A developer was writing a script to set up some configuration data via script. He complained that the script was completing successfully, but the data was not getting inserted. He asked for help. His thought was that the success should mean that the records should be inserted.

Immediately I pointed out that running the script and seeing success means that the script did not throw any exceptions that were not caught. We looked at his script and saw that it was eating any exceptions. The developer floudered around some more. I later advised him to forget about the script, move over to SQL*Plus, and manually execute the SQL statements one at a time.

Bingo. In SQL*Plus, he found that some constraints were being violated and causing exceptions to be thrown. This taught me two things. You shouuld not jump to the script until you are sure your raw SQL is good. You should also not rely on some tool to execute your script if you are not in full command of what it is doing.

SQL Loader to the Rescue

I gave myself an action item to try to do some hands on SQL Loader practice. It turns out it is not that hard for default loading from file. I specified the filename, used absolute positioning, and loaded stuff into my database table.

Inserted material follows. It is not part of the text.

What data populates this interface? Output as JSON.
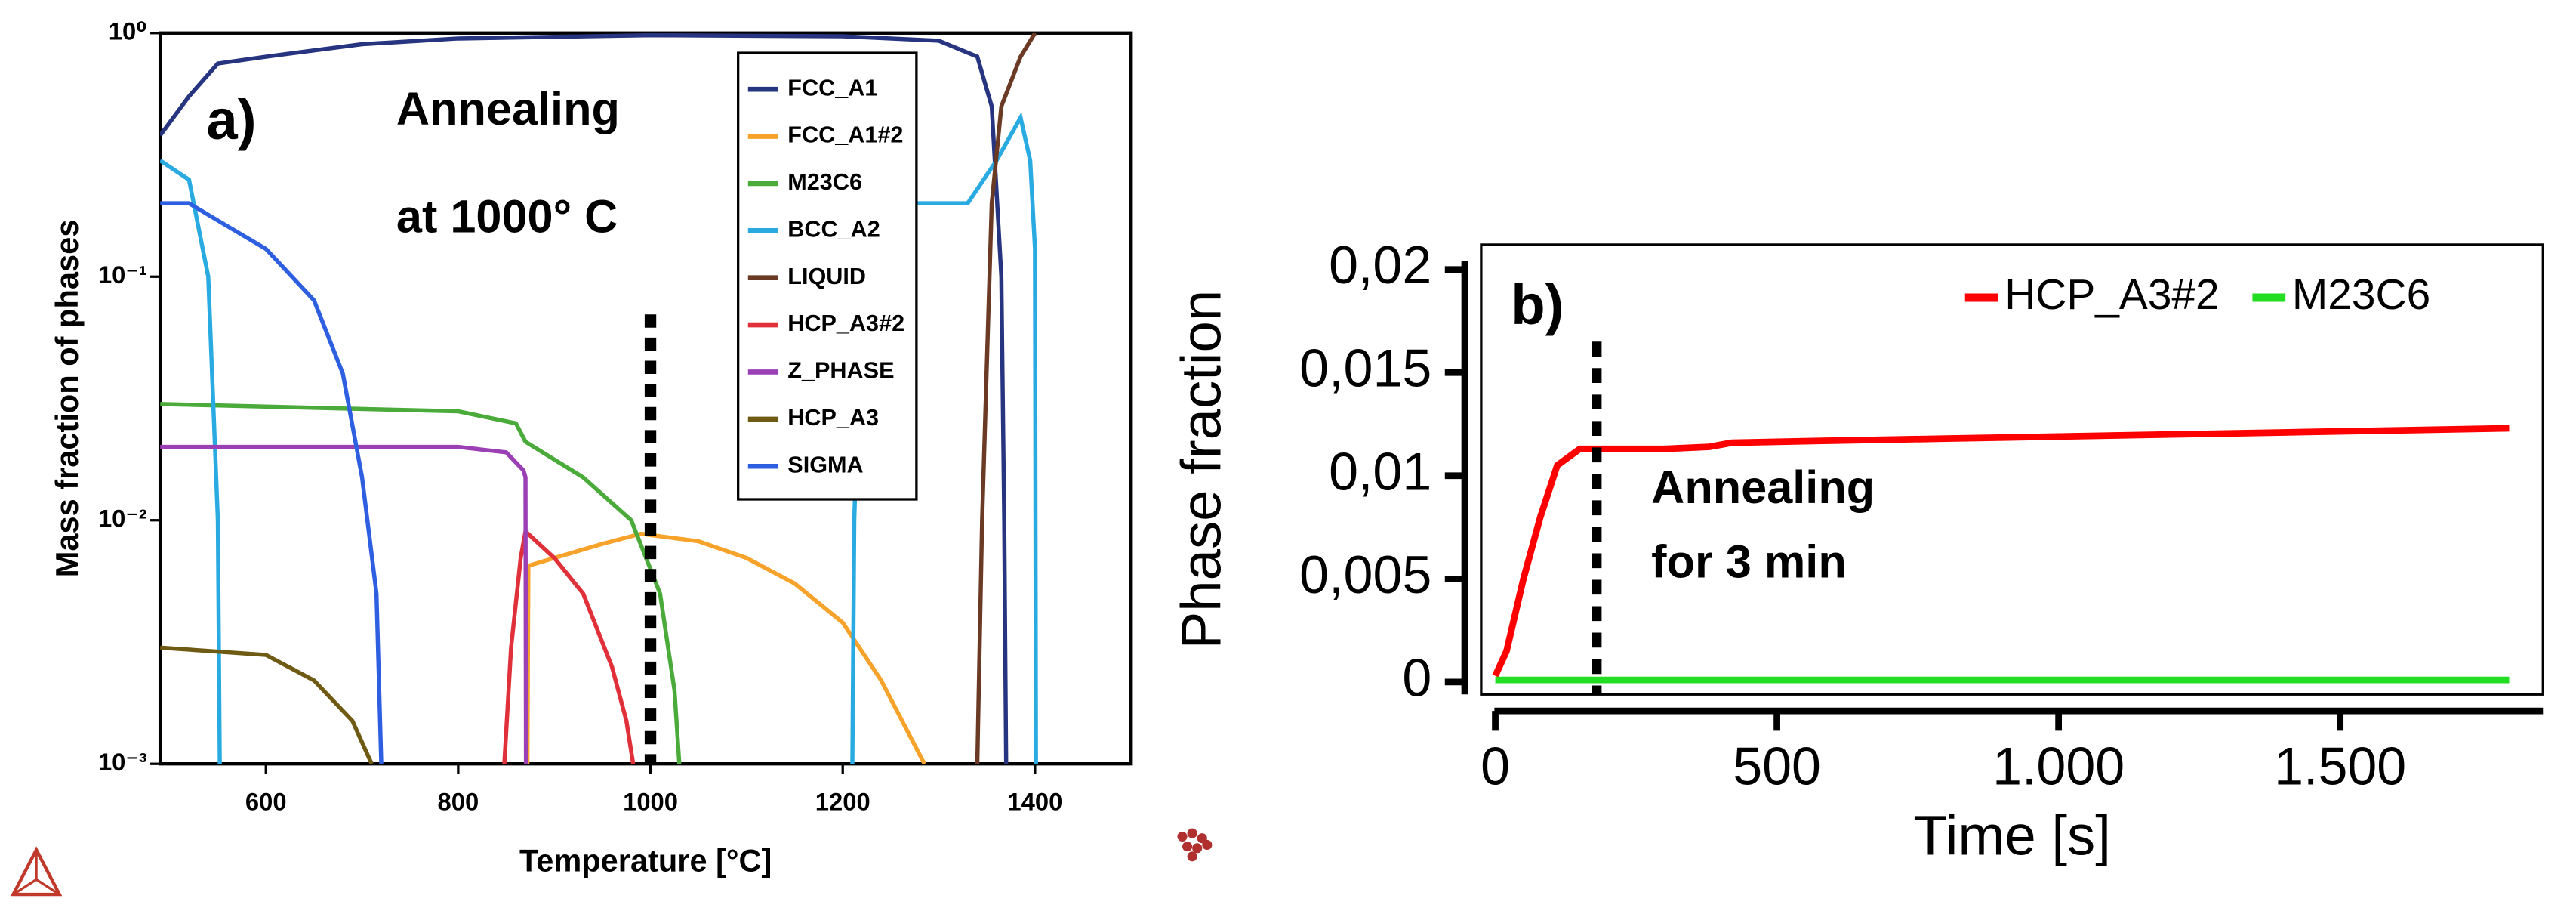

The reference I used to learn how to do this was the SQL Loader FAQ. You should check it out. The FAQ goes over a lot of common scenarios, and how you use SQL Loader to accomplish your work. Good stuff I tell you.

So far I only tried SQL loading files with 10 to 15 records. The next step is to try to load 10k to 15k records and beyong. I got a good feeling about it. They say that SQL Loader is optimized to handle the big jobs. I should have already known this. The team on my project that loads huge files from the mainframe primarily uses SQL Loader to do the job.

Huge Script

I had a task to deal with a large amount of data for our customer. Being the programmer that I am, I got a couple files with the data. Then I ran them through a custome Java program to extract out the data of interest. Finally I stuck the data in a massive SQL script to do some work.

I did all my tests with some dummy data. Then when I got the actual data in the script, I ran one last smoke test to ensure the thing worked. It did not. The script kept hanging without inserting a single record. I called my DBA. He told me I should have used SQL*Loader. Well I prefer custom PL/SQL. Plus I needed to implement some logic for each of the inserts.

There was a tight deadline for this work to be completed. I decided to split the script up into a number of smaller scripts that actually did complete. The original script had about 300,000 lines in it. I found that 20,000 and 30,000 line scripts worked fine. So my plan is to break the big mamma up into 10 separate script. I will test them out and let you know how I fare.

New action item for self - learn how to do stuff with SQL*Loader.